The central courtyard of the baroque building was covered with a layer of sand dyed vivid red
Italy - On Saturday 24 September, the Italian fashion house Salvatore Ferragamo held its Spring-Summer 2023 show at the Portrait Milan Hotel, a 17th-Century former seminary in the city that has long been the centre of Italian fashion – and, by extension, of world fashion.
The central courtyard of the baroque building was covered with a layer of sand dyed in the same vivid red colour that is now the Ferragamo house colour, and which also filled the arches around the courtyard. The contrast between the classical location and the bright modernity of the clothes on view could not have been sharper.
In the centre of the courtyard, also forming a clear contrast with the building, its red decor and the new fashion collection, stood a circle of GUIL lifters, eight ULK 500 towers holding the speaker system that provided the music as the models walked across the sand.
The black towers formed a visual frame too, providing a focal point as the models followed the path through the centre of the circle from one side to the other of the courtyard. Discreet in colour, but at the same time a quietly strong, functional presence, the ULK 500s, like the clothes the models wore, were another reminder that, although we were in a 17th-Century seminary, this is very much the 21st Century.

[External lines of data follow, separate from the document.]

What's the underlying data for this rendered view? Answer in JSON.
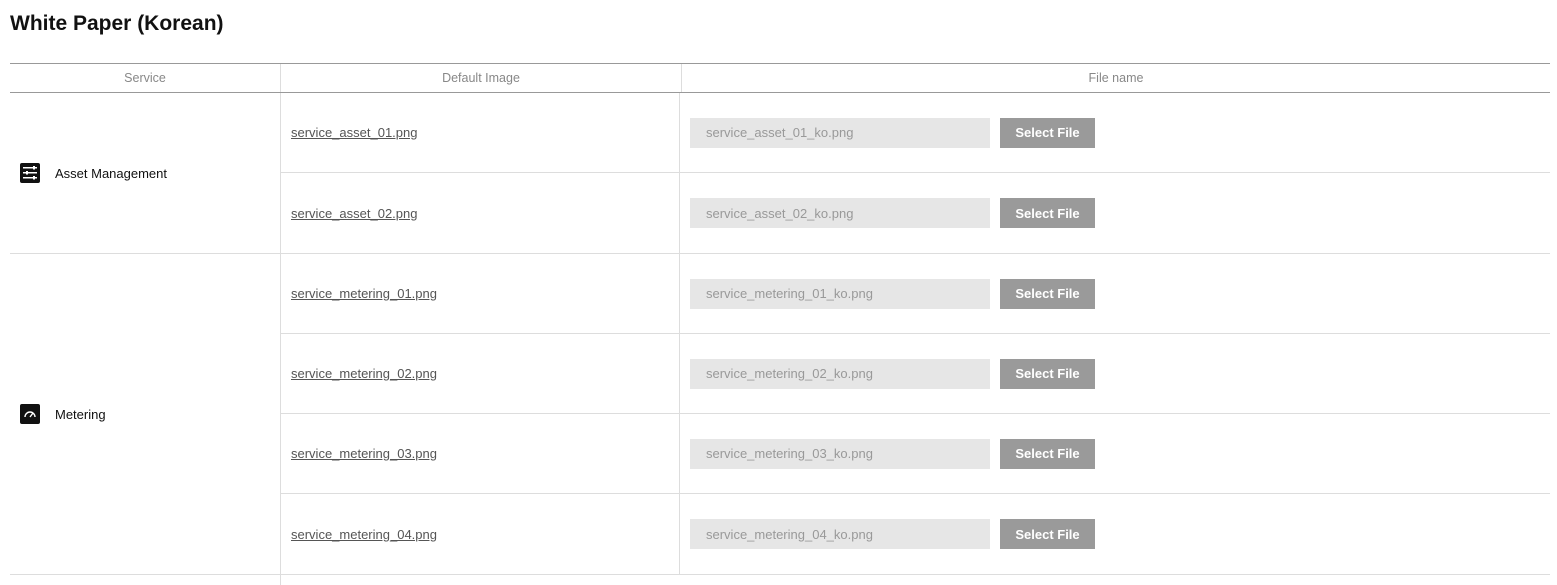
{
  "page": {
    "title": "White Paper (Korean)"
  },
  "table": {
    "headers": {
      "service": "Service",
      "default_image": "Default Image",
      "file_name": "File name"
    },
    "groups": [
      {
        "service": "Asset Management",
        "icon": "list-icon",
        "rows": [
          {
            "default_image": "service_asset_01.png",
            "file_value": "service_asset_01_ko.png",
            "button": "Select File"
          },
          {
            "default_image": "service_asset_02.png",
            "file_value": "service_asset_02_ko.png",
            "button": "Select File"
          }
        ]
      },
      {
        "service": "Metering",
        "icon": "gauge-icon",
        "rows": [
          {
            "default_image": "service_metering_01.png",
            "file_value": "service_metering_01_ko.png",
            "button": "Select File"
          },
          {
            "default_image": "service_metering_02.png",
            "file_value": "service_metering_02_ko.png",
            "button": "Select File"
          },
          {
            "default_image": "service_metering_03.png",
            "file_value": "service_metering_03_ko.png",
            "button": "Select File"
          },
          {
            "default_image": "service_metering_04.png",
            "file_value": "service_metering_04_ko.png",
            "button": "Select File"
          }
        ]
      }
    ]
  },
  "colors": {
    "button_bg": "#9a9a9a",
    "input_bg": "#e6e6e6",
    "border": "#dddddd"
  }
}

Salvatore Ferragamo announced in March 2022 that the young British-Caribbean designer Maximilian Davis as their new in-house designer, and he has lost no time in making his presence felt. The sand on the courtyard floor is an evocation of Ferragamo’s work in Hollywood, where he designed shoes for actresses such as Marilyn Monroe, and of the part played by the sea in Davis’s own Caribbean heritage.
“It’s a place where you can go to reflect, and feel at one with what surrounds you,” he says. The new house red colour, meanwhile, pays homage to the sunsets and sunrises in both these places, and the fashion house has also changed the lettering of the company logo, and even the name, discarding the name Salvatore to leave only the surname Ferragamo.
To stage the presentation of the new collection, Ferragamo put their trust in Guil’s ULK 500 lifting towers. This Spanish company, which will celebrate its 40th birthday next year, manufactures more than 30 models of lifting tower for use in all kinds of events. The ULK 500 which Ferragamo chose for their show is a versatile tower with a maximum lifting capacity of 220 kg to a height of up to 6.30m and can be used for a number of jobs in event organisation. They can fly line array as they did for Ferragamo, lift and direct lighting elements to illuminate stages or similar spaces, raise truss parts to set up the structure that you need, or hold LED screens or projectors for video mapping or other uses.